De almachtige leraren keken als goden van hun Olympus neer op ons jeugdige stervelingen, waarbij sommige zich hulden in een wolk van tabak (Heinen Caballero, Van den Broek Pantersigaartjes). Ja, goden waren het, zij het van diverse pluimage: strenge en onbenaderbare goden, vriendelijke goden, vrolijke goden, maar goden waren het en voor alle (nou ja, bijna alle) had je in die tijd een heilig ontzag. Het was ondenkbaar dat je ze met ‘Ton’, ‘Geurt’ of ‘Roel’ zou aanspreken. Elke godheid was weer anders en als sterveling had je je maar aan te passen aan hun wensen en gewoonten. Bij de een lukte dat beter dan bij de ander. Zo kon het gebeuren dat je bijvoorbeeld heel goed was in geschiedenis bij Toebes, maar er niets van bakte bij Wilhelm, of omgekeerd. Engels bij Miss Bom of Bunt was voor mij een taal vol mijnen en valkuilen, maar bij mevrouw Moens zat die taal helder en heel leerbaar in elkaar. 

Moens en Moens
Ach, mevrouw Moens… Mijn hart begint spontaan sneller te kloppen nu ik aan haar terugdenk. Deze godin kwam in ons leven toen de hormonen in ons lijf onweerstaanbaar op stoom begonnen te komen. Arnold de Jong en ik zaten bij de meeste docenten het liefst achterin, maar niet bij mevrouw Moens, geen sprake van, we wilden elke les recht tegenover haar zitten. 

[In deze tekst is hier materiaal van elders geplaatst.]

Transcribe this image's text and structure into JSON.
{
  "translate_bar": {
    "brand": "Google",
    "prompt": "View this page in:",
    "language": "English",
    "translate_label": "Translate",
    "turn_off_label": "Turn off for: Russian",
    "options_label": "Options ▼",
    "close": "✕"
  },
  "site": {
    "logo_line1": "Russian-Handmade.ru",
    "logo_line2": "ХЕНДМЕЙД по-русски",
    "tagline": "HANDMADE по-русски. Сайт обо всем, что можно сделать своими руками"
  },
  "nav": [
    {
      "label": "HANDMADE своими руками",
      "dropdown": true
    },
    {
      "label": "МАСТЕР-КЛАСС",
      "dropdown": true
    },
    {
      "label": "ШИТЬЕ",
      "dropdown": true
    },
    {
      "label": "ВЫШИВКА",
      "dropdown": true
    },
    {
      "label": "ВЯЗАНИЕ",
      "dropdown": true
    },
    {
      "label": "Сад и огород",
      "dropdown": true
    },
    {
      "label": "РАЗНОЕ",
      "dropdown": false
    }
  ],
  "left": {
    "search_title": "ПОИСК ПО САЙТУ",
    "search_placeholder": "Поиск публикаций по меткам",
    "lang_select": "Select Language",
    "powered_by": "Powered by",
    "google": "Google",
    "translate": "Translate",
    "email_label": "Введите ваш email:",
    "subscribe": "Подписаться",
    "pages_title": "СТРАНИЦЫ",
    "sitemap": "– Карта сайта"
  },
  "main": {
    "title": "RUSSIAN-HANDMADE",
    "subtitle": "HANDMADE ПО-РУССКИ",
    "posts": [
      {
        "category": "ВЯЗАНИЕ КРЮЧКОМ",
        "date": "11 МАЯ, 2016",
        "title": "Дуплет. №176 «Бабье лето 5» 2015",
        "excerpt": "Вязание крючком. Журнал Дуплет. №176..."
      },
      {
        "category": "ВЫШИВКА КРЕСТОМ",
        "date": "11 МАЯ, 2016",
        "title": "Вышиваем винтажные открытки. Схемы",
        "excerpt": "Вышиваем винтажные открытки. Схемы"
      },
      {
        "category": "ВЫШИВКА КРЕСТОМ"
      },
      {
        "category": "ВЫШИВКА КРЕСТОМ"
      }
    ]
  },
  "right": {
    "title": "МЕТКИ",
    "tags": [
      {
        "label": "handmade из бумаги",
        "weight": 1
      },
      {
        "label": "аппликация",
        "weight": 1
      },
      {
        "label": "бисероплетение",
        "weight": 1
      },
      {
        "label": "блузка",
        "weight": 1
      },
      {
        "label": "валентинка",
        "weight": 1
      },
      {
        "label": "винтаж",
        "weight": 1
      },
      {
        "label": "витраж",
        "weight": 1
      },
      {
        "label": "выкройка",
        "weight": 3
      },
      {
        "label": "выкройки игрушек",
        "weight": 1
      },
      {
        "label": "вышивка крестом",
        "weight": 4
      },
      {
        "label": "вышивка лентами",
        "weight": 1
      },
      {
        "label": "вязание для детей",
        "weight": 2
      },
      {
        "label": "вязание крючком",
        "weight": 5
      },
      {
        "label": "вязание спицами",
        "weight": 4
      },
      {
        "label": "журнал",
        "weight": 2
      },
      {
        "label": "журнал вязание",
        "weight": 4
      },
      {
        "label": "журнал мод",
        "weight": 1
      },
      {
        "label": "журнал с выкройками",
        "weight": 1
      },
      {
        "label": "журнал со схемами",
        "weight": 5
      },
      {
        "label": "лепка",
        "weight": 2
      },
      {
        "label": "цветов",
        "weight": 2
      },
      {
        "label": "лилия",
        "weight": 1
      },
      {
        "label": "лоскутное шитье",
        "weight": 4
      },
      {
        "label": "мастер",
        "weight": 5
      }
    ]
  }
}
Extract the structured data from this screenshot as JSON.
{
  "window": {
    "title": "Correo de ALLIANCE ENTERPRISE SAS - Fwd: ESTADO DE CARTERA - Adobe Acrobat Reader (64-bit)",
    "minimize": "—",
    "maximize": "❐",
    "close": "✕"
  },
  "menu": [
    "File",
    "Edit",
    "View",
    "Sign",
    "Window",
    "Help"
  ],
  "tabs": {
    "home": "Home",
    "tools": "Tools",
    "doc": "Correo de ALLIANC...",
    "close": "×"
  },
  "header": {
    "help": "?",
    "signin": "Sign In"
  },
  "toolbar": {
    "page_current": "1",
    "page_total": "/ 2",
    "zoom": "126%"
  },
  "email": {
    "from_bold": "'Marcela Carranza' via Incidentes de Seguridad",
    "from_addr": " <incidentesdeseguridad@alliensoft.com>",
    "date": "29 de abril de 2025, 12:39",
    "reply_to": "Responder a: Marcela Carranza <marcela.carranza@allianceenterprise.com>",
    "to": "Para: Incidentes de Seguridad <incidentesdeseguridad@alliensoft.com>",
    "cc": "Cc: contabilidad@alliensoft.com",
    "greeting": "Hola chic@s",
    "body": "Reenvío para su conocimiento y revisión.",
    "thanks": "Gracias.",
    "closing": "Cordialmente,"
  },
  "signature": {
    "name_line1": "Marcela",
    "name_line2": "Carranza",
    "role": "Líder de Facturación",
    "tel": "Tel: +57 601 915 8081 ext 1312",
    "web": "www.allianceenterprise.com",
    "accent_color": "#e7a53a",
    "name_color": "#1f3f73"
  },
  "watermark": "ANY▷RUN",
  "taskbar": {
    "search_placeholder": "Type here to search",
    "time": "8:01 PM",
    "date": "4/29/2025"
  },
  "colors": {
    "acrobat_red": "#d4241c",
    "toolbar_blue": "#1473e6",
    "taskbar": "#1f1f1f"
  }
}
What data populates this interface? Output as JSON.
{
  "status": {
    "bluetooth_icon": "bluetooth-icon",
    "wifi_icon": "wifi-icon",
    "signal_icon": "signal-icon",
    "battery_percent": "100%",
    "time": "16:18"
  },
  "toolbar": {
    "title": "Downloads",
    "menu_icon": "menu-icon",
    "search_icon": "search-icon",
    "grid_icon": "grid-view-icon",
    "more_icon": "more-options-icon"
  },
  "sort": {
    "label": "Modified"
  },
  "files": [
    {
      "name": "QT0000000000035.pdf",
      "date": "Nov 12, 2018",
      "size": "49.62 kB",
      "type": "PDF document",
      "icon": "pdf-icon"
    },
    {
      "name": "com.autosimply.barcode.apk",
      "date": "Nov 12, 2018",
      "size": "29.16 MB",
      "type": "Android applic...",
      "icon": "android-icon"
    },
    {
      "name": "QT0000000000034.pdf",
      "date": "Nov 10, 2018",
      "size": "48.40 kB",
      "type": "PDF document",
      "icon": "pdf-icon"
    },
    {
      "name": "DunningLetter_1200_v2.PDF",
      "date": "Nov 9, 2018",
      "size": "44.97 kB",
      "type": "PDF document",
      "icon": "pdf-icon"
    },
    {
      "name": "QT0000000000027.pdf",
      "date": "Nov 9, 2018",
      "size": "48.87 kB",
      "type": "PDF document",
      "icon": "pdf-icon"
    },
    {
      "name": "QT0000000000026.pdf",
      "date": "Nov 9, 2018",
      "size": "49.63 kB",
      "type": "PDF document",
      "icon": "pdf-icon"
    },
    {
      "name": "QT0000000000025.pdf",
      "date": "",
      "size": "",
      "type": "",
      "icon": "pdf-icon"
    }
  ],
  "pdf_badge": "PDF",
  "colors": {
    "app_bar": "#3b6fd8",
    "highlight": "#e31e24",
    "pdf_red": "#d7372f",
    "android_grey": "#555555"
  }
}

Ze was aanbiddelijk mooi, Aphrodite was een boertig volksvrouwtje vergeleken bij deze Schoonheid met haar zwarte haar en bruine, amandelvormige ogen. En wat een prachtige taal werd het Engels, wat klonk die taal hemels uit haar heerlijke mond! Maar er was toch iets vreemds, iets waarvoor Arnold noch ik een verklaring kon vinden. Ze was namelijk getrouwd met een andere leraar Engels, die zo kaal als een biljartbal was en een dikke bril op zijn neus had; sympathiek, dat was hij zeker, maar –zacht uitgedrukt- niet bepaald een Adonis. Hoe was het in godsnaam mogelijk, zo zaten wij ons elke les weer in volle ernst af te vragen, dat deze kaalschedelige heer zo’n ongelooflijk mooie vrouw had weten te veroveren? Over welke magische krachten beschikte deze heer Moens? Wij tastten hieromtrent volledig in het duister.

Botsing van Culturen
Wat leerden we niet allemaal op het Nijmeegs Lyceum in de jaren zestig! Een ongelooflijke hoeveelheid kennis werd in ons brein gestopt: de wet van Gay-Lussac, en welke Präpositionen de derde of de vierde naamval kregen (an, auf, hinter, neben, in, unter, vor und zwischen), gerundium en νῦ ἐφελκυστικόν  (voor de hbs’ers: nu ephelkustikon) , Van den vos Reynaerde en de Mei van Gorter, de tocht naar Chatham (1667), het periodiek systeem, vierkantsvergelijkingen en de wet van Archimedes (‘De opwaartse kracht die een lichaam ondervindt in een vloeistof of gas, is even groot als het gewicht van de verplaatste hoeveelheid vloeistof of gas’), dat Beethoven potdoof was toen hij zijn Negende Symfonie schreef en dat Jezus niet in het jaar nul geboren moest zijn, maar vier jaar eerder. Het is maar een kleine greep. En al die kennis sleep je een leven lang met je mee.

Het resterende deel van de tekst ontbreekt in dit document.